Gastronomy in Cornwall

Cornwall´s food is traditionally unique within British cuisine and it is based on local ingredients. Dairy products and fresh seafood are the main ingredients present in the tasty traditional Cornish foods.

The following are four iconic samples of Cornish gastronomy you can´t afford to miss:

Cornishep4-maryscornishpasty Pasties or Oggies

Cornish pasties consist of a crust pastry filled with raw diced beef, onions, potatoes and rutabagas which are oven-baked. The popularity of the oggy has experienced a meteoric rise, and there is no place where you won´t find it.
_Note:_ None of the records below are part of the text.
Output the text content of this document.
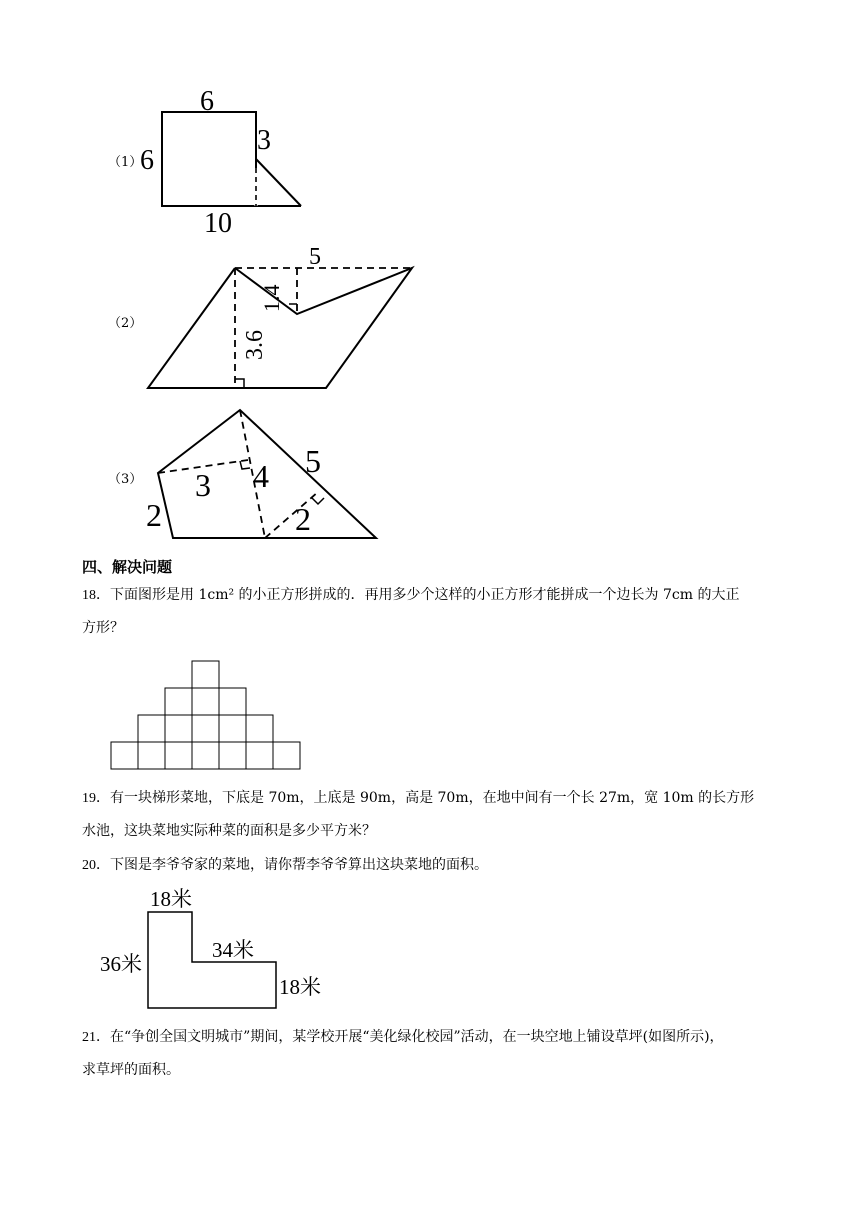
（1）
6
6
3
10
（2）
5
1.4
3.6
（3） 3 4 5
2	2
四、解决问题
18．下面图形是用 1cm² 的小正方形拼成的．再用多少个这样的小正方形才能拼成一个边长为 7cm 的大正
方形？
19．有一块梯形菜地，下底是 70m，上底是 90m，高是 70m，在地中间有一个长 27m，宽 10m 的长方形
水池，这块菜地实际种菜的面积是多少平方米？
20．下图是李爷爷家的菜地，请你帮李爷爷算出这块菜地的面积。
18米
36米
34米
18米
21．在“争创全国文明城市”期间，某学校开展“美化绿化校园”活动，在一块空地上铺设草坪(如图所示)，
求草坪的面积。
Although they are popular throughout much of England, only pasties made in Cornwall can be legally called “Cornish Pasties” as they have earned the Protected Geographical Indication status.
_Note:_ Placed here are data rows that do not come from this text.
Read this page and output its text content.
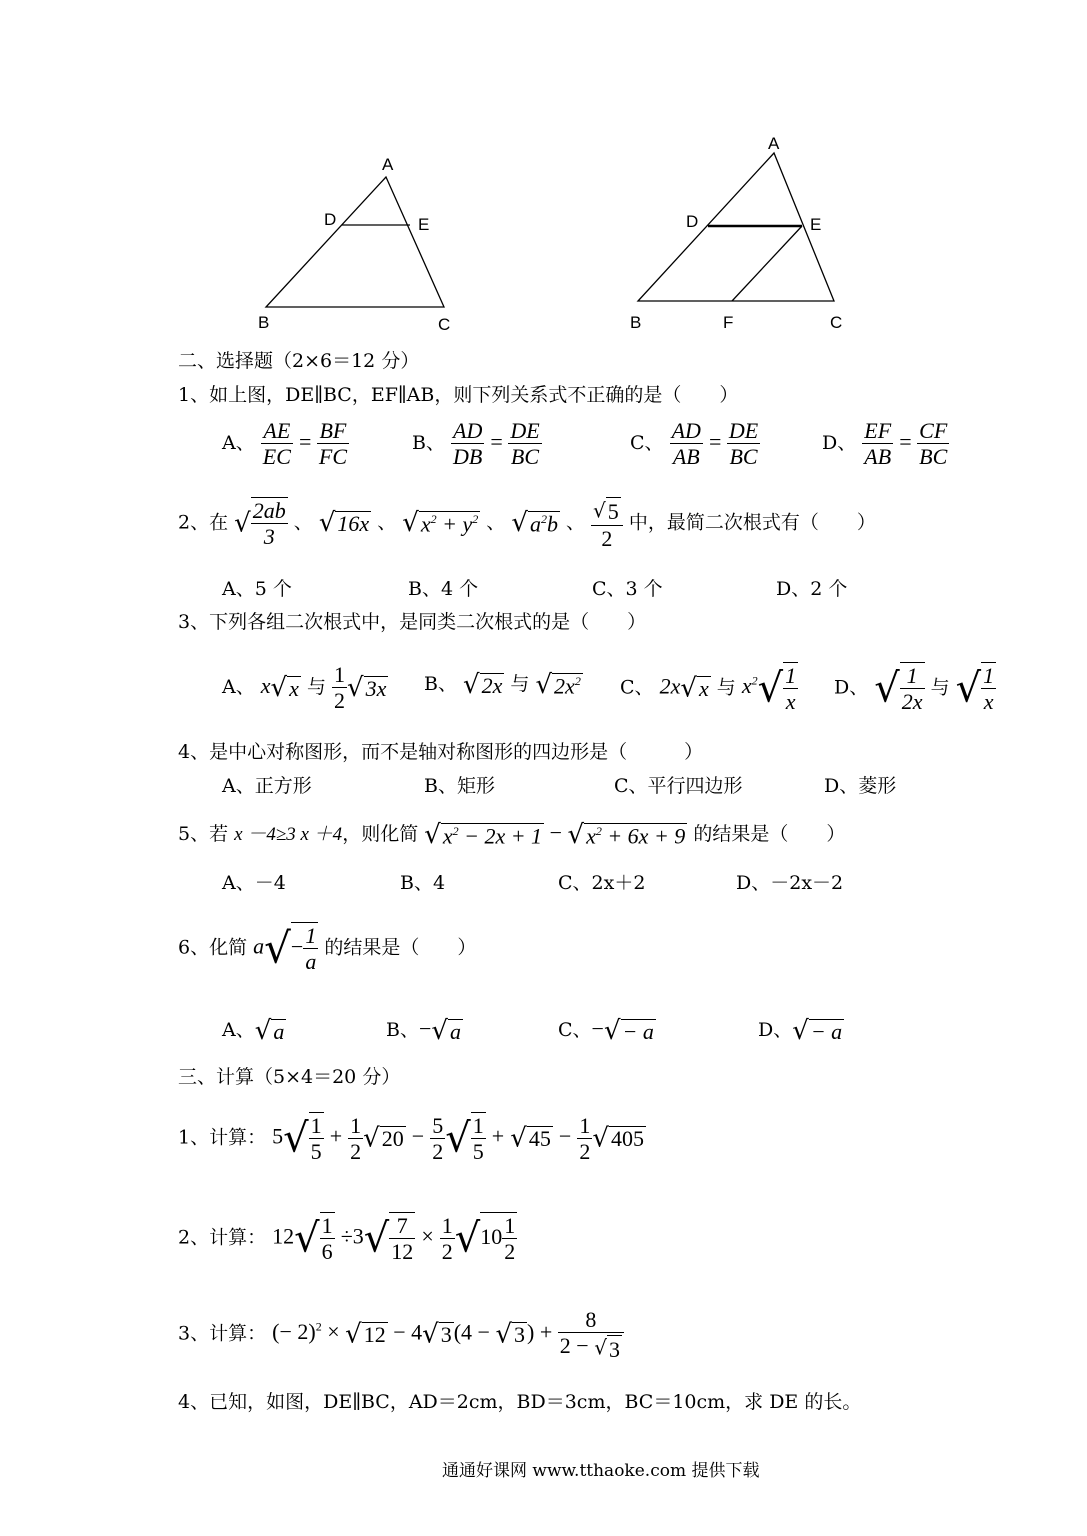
A
D	E
B	C
A
D	E
B	F	C
二、选择题（2×6＝12 分）
1、如上图，DE∥BC，EF∥AB，则下列关系式不正确的是（　　）
A、 $\frac{AE}{EC} = \frac{BF}{FC}$	B、 $\frac{AD}{DB} = \frac{DE}{BC}$	C、 $\frac{AD}{AB} = \frac{DE}{BC}$	D、 $\frac{EF}{AB} = \frac{CF}{BC}$
2、在 √ $\frac{2ab}{3}$ 、 √16x 、 $√x^2 + y^2$ 、 $√a^2b$ 、 $\frac{√5}{2}$ 中，最简二次根式有（　　）
A、5 个	B、4 个	C、3 个	D、2 个
3、下列各组二次根式中，是同类二次根式的是（　　）
A、 x√x 与 $\frac{1}{2} √3x$ B、 √2x 与 $√2x^2$ C、 2x√x 与 $x^2√ \frac{1}{x}$ D、 √ $\frac{1}{2x}$ 与 √ $\frac{1}{x}$
4、是中心对称图形，而不是轴对称图形的四边形是（　　　）
A、正方形	B、矩形	C、平行四边形	D、菱形
5、若 x －4≥3 x ＋4，则化简 $√x^2 - 2x + 1 - √x^2 + 6x + 9$ 的结果是（　　）
A、－4	B、4	C、2x＋2	D、－2x－2
6、化简 $a√- \frac{1}{a}$ 的结果是（　　）
A、√a	B、−√a	C、−√− a	D、√− a
三、计算（5×4＝20 分）
1、计算： $5√ \frac{1}{5} + \frac{1}{2} √20 - \frac{5}{2}$ √ $\frac{1}{5} + √45 - \frac{1}{2} √405$
2、计算： $12√ \frac{1}{6} \div 3√ \frac{7}{12} \times \frac{1}{2} √10 \frac{1}{2}$
3、计算： (− $2)^2 \times √12 - 4√3(4 - √3) + \frac{8}{2 - √3}$
4、已知，如图，DE∥BC，AD＝2cm，BD＝3cm，BC＝10cm，求 DE 的长。
通通好课网 www.tthaoke.com 提供下载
Cornish pasties became popular in the 17th century, as tin miners wives used to bake them for their husbands as practical, delicious, and nutritive meals they could eat at work.
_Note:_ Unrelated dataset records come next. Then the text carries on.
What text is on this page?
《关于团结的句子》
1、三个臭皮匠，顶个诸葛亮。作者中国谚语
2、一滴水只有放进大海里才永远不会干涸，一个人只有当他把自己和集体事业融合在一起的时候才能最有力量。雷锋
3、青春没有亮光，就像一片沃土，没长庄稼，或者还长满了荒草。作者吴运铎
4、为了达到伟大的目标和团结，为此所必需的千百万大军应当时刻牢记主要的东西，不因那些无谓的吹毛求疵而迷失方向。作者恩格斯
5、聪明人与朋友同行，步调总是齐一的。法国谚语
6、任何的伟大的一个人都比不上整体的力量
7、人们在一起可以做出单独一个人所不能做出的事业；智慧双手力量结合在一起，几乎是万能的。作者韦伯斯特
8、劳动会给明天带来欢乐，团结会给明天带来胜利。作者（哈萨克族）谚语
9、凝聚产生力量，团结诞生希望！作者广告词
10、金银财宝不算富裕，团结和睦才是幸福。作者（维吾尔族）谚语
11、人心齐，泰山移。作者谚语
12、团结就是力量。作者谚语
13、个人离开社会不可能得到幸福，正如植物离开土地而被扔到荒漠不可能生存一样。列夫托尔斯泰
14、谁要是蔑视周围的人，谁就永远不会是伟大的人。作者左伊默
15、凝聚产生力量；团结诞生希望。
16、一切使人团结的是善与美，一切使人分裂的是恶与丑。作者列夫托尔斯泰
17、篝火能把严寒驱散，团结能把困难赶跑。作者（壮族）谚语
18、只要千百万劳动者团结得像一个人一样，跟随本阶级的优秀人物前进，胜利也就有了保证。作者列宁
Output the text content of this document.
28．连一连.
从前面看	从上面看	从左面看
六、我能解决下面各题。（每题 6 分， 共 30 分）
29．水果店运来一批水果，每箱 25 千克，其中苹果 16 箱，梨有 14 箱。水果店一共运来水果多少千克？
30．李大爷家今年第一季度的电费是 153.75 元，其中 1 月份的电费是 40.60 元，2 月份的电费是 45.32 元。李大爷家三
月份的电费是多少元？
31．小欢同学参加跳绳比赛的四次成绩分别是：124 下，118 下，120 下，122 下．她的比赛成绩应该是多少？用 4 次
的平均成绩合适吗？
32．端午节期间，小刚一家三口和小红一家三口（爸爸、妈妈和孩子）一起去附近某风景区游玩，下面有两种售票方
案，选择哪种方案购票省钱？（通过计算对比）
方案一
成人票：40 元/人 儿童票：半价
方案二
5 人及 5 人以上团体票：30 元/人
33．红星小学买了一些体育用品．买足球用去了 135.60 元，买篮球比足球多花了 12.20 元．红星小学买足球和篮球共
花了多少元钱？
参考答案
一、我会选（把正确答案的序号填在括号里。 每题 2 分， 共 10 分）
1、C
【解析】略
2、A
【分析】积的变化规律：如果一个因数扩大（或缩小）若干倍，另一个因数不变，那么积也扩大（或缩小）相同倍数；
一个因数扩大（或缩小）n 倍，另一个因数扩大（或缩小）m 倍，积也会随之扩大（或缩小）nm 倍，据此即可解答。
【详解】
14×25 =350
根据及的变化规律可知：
Nowadays, besides the traditional beef-based filling, there is an array of variations, including chicken, bacon, and apple.

Cornish Cream Tea

Cream tea is practically synonymous with Cornwall. Being Cornwall renowned for its dairy farms, it is no surprise that it produces the creamiest and smoothest clotted cream. The concept of the cream tea is quite simple: slice a fresh scone in half, spread strawberry jam and a good dollop of clotted cream, and accompany it with a traditional English tea.

Cornish Ice Cream

Again, Cornish dairy products making another traditional culinary delight. Cornish ice cream is made from the same fresh clotted cream used in cream tea and flavoured with various ingredients to satisfy anyone´s taste.

Stargazy Pie

You will encounter an array of fish dishes, such as the famous Stargazy pie. It is a fish filled pie in which the fish head stick through the covering crust, as if star-gazing. Usually made of sardines or other small fish, it can also be filled with langoustines. Onions, mustard, eggs, and bacon contribute to its unique taste.